SOARING IMPORTS of crude oil have been a recent feature in South Korea as the country moves to meet rising domestic demand.

With almost no indigenous energy resources of its own to draw upon, the country is dependent on imports, and some analysts believe that this year could see record import figures.

Driving the growth is an economy which expanded by 12.8 per cent in the first quarter of this year.

Saudi Arabia is the leading crude oil supplier to South Korea, accounting for almost a third of the total imports.

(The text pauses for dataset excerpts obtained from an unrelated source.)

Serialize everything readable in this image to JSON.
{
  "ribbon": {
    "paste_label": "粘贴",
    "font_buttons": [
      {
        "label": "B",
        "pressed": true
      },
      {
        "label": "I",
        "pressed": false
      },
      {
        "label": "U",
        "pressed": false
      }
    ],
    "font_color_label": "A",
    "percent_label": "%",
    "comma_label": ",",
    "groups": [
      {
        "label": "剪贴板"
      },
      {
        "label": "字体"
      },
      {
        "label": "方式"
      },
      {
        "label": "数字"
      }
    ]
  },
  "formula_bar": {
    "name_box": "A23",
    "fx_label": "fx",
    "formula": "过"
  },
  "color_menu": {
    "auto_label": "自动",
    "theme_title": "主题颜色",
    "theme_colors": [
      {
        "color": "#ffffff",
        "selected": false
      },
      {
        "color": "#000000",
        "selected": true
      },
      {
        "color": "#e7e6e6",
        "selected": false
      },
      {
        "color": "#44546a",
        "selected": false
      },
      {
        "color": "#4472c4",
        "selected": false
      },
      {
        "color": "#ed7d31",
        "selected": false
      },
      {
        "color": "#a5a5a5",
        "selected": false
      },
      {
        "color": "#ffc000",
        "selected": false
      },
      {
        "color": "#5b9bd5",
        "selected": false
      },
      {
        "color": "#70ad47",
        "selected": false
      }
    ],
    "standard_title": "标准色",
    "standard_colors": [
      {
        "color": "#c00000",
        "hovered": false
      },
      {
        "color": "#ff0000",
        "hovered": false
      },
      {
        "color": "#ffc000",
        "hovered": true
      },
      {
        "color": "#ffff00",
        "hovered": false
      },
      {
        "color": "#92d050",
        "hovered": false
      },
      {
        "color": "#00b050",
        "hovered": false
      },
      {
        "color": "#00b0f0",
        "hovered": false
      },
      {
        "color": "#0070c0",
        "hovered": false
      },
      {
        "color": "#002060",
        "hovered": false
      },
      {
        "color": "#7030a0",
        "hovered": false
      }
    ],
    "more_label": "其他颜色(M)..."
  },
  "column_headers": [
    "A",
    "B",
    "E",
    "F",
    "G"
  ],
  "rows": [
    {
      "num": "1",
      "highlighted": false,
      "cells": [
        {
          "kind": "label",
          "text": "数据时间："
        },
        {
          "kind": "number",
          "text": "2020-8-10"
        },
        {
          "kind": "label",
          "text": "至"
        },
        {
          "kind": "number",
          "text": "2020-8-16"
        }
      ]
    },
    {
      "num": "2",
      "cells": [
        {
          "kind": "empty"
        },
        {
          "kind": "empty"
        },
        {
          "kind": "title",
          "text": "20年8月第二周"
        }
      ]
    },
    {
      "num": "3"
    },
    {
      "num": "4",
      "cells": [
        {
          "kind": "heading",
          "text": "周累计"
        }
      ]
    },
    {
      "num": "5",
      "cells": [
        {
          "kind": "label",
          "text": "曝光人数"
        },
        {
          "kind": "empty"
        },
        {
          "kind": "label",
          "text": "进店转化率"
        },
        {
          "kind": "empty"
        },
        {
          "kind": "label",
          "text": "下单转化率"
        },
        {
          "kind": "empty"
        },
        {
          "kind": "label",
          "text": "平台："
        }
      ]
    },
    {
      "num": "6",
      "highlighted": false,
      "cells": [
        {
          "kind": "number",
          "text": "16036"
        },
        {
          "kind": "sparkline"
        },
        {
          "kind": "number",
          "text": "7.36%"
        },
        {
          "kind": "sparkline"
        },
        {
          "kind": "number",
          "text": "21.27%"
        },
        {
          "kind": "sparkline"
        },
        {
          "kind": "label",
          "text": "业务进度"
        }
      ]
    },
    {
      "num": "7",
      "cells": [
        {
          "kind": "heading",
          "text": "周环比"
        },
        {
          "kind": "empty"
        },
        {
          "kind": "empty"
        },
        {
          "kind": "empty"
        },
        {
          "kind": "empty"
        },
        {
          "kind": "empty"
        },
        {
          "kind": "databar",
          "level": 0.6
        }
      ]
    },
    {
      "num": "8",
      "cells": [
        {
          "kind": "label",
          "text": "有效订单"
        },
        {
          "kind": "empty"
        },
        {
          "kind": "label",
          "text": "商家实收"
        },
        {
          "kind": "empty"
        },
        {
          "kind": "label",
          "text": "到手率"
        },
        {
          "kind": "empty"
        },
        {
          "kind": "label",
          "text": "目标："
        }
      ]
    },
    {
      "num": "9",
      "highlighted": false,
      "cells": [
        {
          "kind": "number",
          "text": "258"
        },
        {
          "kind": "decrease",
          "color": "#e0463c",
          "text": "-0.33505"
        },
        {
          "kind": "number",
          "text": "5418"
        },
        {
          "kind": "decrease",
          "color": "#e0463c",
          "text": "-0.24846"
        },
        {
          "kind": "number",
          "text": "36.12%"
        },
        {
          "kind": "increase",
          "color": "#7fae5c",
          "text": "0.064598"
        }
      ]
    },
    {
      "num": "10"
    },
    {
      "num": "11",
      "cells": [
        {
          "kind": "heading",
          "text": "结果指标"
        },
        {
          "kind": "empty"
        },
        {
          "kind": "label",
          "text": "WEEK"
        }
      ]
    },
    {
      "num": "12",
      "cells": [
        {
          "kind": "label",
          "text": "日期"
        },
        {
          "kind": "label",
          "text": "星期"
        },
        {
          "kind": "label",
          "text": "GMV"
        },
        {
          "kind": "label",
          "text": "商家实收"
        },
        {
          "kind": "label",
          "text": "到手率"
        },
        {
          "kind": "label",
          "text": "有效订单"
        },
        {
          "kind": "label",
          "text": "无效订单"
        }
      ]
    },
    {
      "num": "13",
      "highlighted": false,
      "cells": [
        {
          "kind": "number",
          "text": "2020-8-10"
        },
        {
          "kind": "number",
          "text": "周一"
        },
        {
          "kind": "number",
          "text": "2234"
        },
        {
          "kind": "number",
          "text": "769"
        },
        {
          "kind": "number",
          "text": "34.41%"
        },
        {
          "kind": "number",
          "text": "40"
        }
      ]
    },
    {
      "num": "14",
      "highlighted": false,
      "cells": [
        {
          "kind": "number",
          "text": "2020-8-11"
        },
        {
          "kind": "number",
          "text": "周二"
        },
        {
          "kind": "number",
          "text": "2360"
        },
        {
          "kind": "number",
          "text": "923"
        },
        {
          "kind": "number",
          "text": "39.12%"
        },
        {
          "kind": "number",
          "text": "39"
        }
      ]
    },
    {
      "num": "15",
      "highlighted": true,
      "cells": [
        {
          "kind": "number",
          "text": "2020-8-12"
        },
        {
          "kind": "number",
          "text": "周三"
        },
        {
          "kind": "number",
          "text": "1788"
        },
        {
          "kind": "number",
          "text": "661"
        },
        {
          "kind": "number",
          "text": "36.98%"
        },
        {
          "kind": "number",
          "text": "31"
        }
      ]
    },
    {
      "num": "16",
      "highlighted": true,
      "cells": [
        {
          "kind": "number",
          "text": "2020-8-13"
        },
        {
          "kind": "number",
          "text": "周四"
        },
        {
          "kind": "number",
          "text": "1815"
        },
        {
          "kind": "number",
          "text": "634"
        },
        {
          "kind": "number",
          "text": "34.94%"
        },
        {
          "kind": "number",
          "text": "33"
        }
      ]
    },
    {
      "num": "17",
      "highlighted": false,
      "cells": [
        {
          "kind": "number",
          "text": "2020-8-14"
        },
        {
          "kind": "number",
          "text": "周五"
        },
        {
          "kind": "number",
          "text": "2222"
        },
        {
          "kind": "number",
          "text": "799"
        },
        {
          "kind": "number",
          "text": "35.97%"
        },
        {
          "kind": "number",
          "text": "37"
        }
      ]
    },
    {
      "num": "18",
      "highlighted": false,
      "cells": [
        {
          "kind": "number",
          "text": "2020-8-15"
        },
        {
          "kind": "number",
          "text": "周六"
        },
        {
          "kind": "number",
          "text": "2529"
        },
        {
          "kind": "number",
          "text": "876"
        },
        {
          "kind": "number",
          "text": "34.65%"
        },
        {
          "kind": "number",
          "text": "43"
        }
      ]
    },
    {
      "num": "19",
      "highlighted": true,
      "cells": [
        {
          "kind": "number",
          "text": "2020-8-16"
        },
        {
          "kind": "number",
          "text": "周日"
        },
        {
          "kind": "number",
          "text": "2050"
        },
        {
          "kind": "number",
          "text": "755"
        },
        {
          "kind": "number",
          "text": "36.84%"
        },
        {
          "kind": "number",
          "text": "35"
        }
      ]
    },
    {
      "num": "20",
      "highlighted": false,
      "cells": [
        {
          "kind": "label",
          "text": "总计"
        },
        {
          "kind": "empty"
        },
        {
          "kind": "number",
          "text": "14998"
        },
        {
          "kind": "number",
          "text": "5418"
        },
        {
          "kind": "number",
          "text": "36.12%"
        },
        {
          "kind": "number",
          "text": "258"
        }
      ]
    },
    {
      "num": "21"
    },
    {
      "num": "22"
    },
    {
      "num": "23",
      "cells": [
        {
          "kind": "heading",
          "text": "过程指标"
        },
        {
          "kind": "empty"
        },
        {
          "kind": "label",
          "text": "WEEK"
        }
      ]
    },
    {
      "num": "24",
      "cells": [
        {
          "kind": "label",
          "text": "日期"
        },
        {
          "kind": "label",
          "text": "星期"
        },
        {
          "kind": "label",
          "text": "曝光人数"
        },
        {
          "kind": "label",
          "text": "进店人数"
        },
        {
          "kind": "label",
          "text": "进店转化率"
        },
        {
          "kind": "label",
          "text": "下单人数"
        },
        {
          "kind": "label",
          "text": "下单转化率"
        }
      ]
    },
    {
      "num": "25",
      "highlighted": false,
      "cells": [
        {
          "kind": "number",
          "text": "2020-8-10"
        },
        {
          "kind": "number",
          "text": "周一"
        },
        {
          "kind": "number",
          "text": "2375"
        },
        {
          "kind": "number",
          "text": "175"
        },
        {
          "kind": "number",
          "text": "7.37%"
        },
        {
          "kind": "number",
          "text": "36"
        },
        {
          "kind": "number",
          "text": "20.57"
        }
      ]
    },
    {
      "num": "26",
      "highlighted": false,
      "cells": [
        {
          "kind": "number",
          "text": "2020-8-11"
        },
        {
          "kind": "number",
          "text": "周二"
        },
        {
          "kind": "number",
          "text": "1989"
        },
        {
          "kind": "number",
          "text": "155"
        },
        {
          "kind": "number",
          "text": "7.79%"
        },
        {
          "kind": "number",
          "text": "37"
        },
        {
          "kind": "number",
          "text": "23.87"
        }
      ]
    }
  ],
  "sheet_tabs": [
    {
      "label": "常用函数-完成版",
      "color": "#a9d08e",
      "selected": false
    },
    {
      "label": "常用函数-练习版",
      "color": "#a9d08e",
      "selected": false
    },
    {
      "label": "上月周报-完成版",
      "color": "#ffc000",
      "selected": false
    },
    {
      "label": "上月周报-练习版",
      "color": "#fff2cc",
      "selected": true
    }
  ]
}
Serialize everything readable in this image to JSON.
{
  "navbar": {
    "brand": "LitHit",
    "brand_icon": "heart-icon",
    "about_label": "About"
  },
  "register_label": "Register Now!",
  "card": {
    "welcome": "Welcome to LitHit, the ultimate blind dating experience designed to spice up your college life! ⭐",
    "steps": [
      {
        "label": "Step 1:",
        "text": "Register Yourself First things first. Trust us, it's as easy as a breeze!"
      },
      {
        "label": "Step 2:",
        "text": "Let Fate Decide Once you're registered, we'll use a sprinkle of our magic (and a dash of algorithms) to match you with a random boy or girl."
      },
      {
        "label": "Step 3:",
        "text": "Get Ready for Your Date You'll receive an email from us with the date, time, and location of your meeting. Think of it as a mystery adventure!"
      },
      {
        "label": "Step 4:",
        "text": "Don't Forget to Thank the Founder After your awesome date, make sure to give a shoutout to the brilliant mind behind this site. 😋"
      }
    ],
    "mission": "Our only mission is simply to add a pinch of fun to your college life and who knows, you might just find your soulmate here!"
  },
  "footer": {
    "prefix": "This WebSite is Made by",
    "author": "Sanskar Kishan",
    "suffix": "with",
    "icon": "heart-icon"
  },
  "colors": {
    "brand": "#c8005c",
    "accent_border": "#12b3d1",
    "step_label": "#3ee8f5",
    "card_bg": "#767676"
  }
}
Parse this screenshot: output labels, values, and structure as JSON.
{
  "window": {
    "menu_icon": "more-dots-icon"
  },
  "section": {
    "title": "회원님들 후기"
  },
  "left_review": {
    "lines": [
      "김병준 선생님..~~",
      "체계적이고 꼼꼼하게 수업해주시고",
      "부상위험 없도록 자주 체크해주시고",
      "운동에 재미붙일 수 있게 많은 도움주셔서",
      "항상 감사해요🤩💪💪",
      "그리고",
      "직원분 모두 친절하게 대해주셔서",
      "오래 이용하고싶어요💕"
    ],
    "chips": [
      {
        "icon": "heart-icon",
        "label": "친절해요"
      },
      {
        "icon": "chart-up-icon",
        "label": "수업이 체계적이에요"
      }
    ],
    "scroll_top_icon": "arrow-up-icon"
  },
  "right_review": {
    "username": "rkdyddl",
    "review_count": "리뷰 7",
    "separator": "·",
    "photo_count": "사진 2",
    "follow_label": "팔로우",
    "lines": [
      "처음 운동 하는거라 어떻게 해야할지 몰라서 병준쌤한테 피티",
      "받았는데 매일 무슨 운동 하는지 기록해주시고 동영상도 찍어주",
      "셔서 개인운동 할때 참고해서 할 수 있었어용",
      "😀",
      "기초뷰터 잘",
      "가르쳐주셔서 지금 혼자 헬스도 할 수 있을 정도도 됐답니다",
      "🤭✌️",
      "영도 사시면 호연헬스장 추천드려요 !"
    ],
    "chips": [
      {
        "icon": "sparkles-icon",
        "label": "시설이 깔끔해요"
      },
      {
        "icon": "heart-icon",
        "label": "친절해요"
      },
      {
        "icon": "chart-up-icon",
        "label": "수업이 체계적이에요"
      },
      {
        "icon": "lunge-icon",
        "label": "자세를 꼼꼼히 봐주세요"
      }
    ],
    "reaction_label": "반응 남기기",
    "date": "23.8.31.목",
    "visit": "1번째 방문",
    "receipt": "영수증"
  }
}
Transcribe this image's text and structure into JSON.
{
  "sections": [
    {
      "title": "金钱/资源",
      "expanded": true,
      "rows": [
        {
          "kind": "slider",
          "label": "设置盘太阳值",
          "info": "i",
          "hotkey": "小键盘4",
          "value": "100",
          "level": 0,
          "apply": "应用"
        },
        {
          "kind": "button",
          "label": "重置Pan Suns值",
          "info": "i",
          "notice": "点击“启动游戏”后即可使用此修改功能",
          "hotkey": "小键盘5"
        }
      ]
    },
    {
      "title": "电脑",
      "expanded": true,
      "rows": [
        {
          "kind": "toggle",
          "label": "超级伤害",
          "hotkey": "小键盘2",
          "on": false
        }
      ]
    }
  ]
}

However, with crude prices remaining high, many South Korean refiners, including S-Oil (in which Saudi Aramco has a 35 per cent interest) are being forced to raise retail gasoline prices.

Nevertheless, S-Oil (formerly Ssangyong) posted a pretax profit of $116 million for the first half of this year, albeit down 22 per cent from a year ago.

The company attributed the fall in profits to a $29.5 billion loss from the depreciation of its securities holdings, although S-Oil's total sales in the first half grew 71 per cent on the year.

Through an affiliate, Saudi Aramco purchased its 35 per cent interest in the S-Oil Corporation in 1991. S-Oil, which has a strong marketing position in the Pacific Rim region, operates a 525,000 barrels per day (bpd) refinery at Onsan.

The capacity of the plant was increased in 1994 to 525,000 bpd from 325,000 bpd in 1994, and a $1.2 billion facility to convert heavy oil residue into higher value products was completed in 1997.

Saudi Aramco is a leading foreign investor in South Korea, and the S-Oil refinery sources at least 70 per cent of its crude oil needs from the Kingdom, thus virtually guaranteeing a ready market for Saudi oil.

S-Oil has recently shut down a 93,000 bpd crude distillation unit at Onsan.

Earlier this year S-Oil said that it was buying its own shares in the Seoul Stock Exchange to push up its stock value following an undervaluing of the stock.